I also support the notion that creative people are more in touch with reality and are able to generate dialogues about any given subject. We are also more in tune with ourselves– our minds, hearts, and souls. We are a step ahead, prompting you to discuss and ponder. Great artists have a voice to guide a viewer through our work. Our function ahead of the curve is merely that, to show a way through and by. Art must be viewed. It is a spiritual experience to view art because it connects people, ideas, places, and more art to become something meta and great.
Creative Channel © 2013 NATE METZ
I am blessed and grateful for how I see and capture the world in photographs. I capture beauty in both pedestrian and worldly abstract botanicals and street life. It is with a great spirit of discovery that I share my camera lens with all of you. I spoke of it during my gallery talk at the Summer Streets opening reception. It is very rewarding to go on a walkabout with my camera, see beauty everywhere I go, and capture the fleeting moments of changing light and reflections. It is spiritually nourishing to know whatever I do capture will make beautiful photographs unexpected and enchanting.

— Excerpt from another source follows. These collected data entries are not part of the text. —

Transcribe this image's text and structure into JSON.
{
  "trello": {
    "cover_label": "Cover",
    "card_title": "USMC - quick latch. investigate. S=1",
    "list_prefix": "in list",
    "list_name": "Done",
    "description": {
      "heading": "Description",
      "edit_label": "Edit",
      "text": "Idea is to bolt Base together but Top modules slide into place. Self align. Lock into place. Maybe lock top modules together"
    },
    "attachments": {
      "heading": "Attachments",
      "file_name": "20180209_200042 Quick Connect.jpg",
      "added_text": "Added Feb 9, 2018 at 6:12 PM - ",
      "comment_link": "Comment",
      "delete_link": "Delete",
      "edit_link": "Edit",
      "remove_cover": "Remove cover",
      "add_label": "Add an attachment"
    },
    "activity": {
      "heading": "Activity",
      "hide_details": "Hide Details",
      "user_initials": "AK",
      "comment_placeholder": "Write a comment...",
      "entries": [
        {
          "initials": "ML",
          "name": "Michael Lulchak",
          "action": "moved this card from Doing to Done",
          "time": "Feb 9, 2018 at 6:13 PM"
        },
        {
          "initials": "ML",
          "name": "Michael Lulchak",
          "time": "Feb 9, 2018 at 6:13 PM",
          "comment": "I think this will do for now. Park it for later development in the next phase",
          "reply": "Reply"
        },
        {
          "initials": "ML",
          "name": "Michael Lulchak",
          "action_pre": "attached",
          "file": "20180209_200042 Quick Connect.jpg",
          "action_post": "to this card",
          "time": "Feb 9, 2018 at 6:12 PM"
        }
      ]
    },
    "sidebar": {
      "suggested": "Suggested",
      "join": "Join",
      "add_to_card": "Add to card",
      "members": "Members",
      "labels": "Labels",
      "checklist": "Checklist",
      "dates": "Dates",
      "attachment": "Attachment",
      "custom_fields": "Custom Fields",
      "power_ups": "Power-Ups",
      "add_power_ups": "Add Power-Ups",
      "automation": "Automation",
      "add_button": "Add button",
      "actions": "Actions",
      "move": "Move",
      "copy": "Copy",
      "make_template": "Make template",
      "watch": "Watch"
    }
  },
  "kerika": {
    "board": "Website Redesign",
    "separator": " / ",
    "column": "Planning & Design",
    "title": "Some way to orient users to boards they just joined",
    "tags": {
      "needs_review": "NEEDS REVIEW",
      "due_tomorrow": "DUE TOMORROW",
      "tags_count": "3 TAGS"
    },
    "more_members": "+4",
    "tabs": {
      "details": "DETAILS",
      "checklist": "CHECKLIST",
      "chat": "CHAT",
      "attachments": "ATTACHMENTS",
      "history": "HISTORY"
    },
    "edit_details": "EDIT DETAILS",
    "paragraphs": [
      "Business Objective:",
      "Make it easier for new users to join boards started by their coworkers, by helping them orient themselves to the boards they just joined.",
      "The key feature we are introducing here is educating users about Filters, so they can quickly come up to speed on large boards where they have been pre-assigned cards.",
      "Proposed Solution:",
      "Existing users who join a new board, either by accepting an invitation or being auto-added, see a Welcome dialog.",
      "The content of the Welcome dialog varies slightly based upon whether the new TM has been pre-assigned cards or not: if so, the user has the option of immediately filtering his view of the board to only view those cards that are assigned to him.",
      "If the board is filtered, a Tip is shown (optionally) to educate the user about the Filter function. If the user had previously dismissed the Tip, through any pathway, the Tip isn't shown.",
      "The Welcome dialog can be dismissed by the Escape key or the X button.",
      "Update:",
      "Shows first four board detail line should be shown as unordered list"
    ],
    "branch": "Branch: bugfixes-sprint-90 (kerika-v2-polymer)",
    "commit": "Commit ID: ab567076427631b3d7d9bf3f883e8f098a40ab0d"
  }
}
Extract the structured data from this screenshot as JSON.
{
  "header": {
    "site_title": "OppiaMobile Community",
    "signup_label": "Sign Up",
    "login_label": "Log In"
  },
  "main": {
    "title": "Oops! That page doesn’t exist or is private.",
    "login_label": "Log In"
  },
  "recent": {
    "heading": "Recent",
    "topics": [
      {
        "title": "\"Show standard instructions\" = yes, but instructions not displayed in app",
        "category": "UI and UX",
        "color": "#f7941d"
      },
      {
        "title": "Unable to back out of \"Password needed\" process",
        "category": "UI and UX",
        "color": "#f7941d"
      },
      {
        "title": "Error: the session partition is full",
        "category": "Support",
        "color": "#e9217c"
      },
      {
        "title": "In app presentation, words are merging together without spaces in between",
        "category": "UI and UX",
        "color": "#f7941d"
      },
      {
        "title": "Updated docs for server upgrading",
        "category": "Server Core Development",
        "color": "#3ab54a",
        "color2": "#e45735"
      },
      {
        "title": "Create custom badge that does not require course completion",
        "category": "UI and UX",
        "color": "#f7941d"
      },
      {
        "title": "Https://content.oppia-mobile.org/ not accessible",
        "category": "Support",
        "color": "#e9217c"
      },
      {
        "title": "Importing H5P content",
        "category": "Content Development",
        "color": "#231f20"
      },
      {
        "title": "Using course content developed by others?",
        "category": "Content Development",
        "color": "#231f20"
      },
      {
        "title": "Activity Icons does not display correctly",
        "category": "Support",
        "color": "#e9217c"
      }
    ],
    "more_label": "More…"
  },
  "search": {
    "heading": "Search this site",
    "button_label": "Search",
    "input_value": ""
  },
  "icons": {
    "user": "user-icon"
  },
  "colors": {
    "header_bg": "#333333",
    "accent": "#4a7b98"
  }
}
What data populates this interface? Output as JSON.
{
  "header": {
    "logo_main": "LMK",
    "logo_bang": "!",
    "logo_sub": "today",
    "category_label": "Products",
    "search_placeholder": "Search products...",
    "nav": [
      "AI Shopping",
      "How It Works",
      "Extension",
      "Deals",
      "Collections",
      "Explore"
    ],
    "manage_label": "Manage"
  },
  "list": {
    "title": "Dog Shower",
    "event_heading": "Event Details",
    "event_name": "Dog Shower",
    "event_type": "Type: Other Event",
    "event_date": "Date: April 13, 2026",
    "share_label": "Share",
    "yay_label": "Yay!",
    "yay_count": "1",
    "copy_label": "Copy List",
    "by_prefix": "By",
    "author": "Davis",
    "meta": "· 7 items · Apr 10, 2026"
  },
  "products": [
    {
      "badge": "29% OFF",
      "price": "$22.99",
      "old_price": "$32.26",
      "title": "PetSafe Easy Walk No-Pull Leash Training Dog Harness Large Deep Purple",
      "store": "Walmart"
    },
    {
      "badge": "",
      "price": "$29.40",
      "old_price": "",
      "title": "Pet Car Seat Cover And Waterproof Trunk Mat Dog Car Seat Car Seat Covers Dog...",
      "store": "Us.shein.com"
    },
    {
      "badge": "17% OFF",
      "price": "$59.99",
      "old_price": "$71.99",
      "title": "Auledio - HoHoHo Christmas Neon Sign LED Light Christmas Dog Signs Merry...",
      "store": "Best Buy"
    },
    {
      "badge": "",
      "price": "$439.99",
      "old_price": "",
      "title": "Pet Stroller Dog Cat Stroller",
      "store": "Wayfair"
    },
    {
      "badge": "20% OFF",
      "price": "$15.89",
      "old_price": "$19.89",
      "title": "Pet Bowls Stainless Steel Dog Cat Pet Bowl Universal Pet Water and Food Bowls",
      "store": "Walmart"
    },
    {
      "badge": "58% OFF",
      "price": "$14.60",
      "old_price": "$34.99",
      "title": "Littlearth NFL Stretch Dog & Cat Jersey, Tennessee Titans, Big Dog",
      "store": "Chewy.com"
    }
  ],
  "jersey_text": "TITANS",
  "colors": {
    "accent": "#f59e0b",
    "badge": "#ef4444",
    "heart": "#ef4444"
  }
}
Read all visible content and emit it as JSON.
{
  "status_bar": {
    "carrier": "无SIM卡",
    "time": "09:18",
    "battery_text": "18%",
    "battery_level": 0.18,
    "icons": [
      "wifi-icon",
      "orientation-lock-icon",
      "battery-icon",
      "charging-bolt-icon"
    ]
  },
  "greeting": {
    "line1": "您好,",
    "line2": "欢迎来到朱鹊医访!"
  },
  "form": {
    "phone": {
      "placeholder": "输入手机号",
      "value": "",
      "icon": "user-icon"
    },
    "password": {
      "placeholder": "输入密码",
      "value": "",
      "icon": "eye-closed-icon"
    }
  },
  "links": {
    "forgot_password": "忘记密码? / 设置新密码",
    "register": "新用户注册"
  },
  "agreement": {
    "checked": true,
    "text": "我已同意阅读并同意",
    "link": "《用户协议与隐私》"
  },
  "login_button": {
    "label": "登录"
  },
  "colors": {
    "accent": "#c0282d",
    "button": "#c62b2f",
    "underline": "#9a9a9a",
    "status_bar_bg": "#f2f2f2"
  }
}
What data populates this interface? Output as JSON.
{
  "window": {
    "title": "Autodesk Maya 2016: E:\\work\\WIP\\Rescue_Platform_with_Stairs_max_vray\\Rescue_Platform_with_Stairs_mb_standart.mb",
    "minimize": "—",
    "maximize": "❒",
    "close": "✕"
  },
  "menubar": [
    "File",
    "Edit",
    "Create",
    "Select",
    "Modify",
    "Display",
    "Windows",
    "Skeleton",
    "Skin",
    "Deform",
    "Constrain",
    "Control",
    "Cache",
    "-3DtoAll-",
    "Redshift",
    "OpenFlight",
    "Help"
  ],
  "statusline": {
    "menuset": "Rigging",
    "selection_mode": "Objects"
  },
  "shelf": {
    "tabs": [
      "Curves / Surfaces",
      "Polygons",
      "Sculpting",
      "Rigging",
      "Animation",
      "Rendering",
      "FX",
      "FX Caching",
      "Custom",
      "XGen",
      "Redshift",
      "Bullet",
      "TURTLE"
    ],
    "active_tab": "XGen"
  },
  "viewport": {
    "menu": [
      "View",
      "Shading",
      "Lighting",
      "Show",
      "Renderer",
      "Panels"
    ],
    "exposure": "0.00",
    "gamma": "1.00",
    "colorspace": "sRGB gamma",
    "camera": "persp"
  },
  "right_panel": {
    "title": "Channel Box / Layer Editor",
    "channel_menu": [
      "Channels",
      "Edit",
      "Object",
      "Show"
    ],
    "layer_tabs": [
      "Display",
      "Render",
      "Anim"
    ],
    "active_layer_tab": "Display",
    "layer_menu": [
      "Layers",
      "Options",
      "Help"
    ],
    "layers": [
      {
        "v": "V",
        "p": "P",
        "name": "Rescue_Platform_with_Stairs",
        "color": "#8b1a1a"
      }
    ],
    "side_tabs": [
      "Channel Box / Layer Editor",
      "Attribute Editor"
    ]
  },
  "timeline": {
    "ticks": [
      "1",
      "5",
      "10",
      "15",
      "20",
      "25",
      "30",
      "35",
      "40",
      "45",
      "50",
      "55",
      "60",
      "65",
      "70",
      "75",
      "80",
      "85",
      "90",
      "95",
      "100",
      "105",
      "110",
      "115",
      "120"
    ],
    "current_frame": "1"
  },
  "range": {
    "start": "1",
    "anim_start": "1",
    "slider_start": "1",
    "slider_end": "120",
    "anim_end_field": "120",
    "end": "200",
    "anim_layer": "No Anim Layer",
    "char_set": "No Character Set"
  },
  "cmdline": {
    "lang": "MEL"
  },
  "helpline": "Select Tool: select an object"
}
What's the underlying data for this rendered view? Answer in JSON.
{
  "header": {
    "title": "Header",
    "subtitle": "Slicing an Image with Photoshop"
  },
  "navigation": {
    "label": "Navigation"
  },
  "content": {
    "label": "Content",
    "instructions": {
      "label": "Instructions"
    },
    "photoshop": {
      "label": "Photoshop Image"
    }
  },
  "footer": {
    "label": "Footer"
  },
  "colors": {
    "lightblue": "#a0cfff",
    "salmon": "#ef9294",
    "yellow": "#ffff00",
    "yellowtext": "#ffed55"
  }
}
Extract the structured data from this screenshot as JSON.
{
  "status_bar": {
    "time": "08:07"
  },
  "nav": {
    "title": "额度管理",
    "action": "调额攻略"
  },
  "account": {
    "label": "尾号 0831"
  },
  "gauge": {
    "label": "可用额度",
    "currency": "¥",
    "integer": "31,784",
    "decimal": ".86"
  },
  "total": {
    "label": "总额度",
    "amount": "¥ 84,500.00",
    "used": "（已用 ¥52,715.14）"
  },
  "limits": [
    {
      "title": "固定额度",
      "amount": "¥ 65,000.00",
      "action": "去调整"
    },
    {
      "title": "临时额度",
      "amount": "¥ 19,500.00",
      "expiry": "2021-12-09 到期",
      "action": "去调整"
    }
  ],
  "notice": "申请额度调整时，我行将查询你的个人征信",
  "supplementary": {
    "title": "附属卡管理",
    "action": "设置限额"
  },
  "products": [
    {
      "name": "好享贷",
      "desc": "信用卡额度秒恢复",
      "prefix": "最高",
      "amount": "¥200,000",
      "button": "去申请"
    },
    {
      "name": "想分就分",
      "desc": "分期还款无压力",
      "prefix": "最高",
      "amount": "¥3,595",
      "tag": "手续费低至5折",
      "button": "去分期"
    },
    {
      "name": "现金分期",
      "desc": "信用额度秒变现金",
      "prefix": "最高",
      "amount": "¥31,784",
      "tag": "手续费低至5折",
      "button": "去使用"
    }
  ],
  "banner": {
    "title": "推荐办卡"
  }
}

My abstract and minimalist work is often retorted with the low blow that “I could do that…” But, you don’t and you haven’t. That’s the intrinsic value in my work. It’s what you pay for: the guide, the artist, a channel and medium to creativity that shows you the beautiful things that you don’t stop to ponder and enjoy. I show you just how much beauty surrounds us that you were previously too busy to enjoy. So pick up a copy of my book, browse my galleries, like me on Facebook and continue to immerse yourself in my findings. I love to show you what I see, how I see it, when I see it, begging you to ask why you see it. My creative abilities are a gift for us all and part of the spiritual chain that links us together in this blessed life.
Creative Channel © 2013 NATE METZ
The Rehoboth Art League is running a monthly series of pairings where members are invited to submit recent work to be displayed in the gallery with works from the collection. When I first heard about it, I glanced through the works and found nothing inspiring. About a week ago, I got an e-mail reminder saying that they were still taking applications for December, so I took another gander. This time two of the works stood out.
So, then I went through my framed work from the past 2 years and opened .jpgs on my computer along with the two images from the collection–about 12 total images on screen. I left it open for a couple hours while I worked on some crochet projects and paperwork. One by one I dropped out images and enlarged the remaining ones until I had my final selection.
Here is my proposal:
Corner Market and David © Ethel P. B. Leach – Oil on masonite
Parking for Candy Only 1 © 2012 NATE METZ – digital photograph
These two works come together as depictions of street life, titled appropriately to indicate the urban setting. However, it is their perspectives of the city that differ the greatest. Leach’s perspective is scenic of a corner at an intersection. Metz on the other hand is a macro work of still life. Although both highlight a study in forms where multiple rounded organic shapes in the foreground contrast against strikingly sharp, linear angles and planes in the backgrounds.
The tones differ as well. The feel of Leach’s painting is decidedly warm and friendly with subdued earthy tones and a brown-colored street. Metz’s photograph depicts a much starker street in the black and grey tonal blacktop aggregate. Metz’s street also has a much higher contrast in color with the bright candy floating across the surface to further differentiate the tonal variance.
The differences in feeling originate with the medium: Metz’s more modern work is a digital photograph and Leach captures a nostalgic moment in the traditional oil painting. The cooler emotional response to Parking for Candy Only could also be to the lack of human and canine pedestrians that are present on Corner Market and David.
Coming back to the perspectives of each, we can explore the points of view. In Leach, the reflections on the windows and the streets allow the viewer to examine different parts of the work. Also, the direction of each person’s face and canine gait allows us to ponder the various perspectives of the piece. Metz’s digital photographs, though, require three different frames to explore the various angles of the subjects. Each photograph allows the viewer to ponder a different perspective.
My last challenge entry was in September. Our category was Centered Composition. Per usual, I went one step further with my entry to include a subtext of having a centered mind by stacking rocks along their center of gravity, a zen meditation practice.
Center of Gravity © 2013 NATE METZ
1/183 sec, f2, ISO 50
pp: resize, USM, export
On the same day, I shot a second contender. I opted for the above shot because of the multiple interpretations of the challenge theme. I still really like the minimalist approach to the second shot here that also has some of my favorite elements of macro and texture.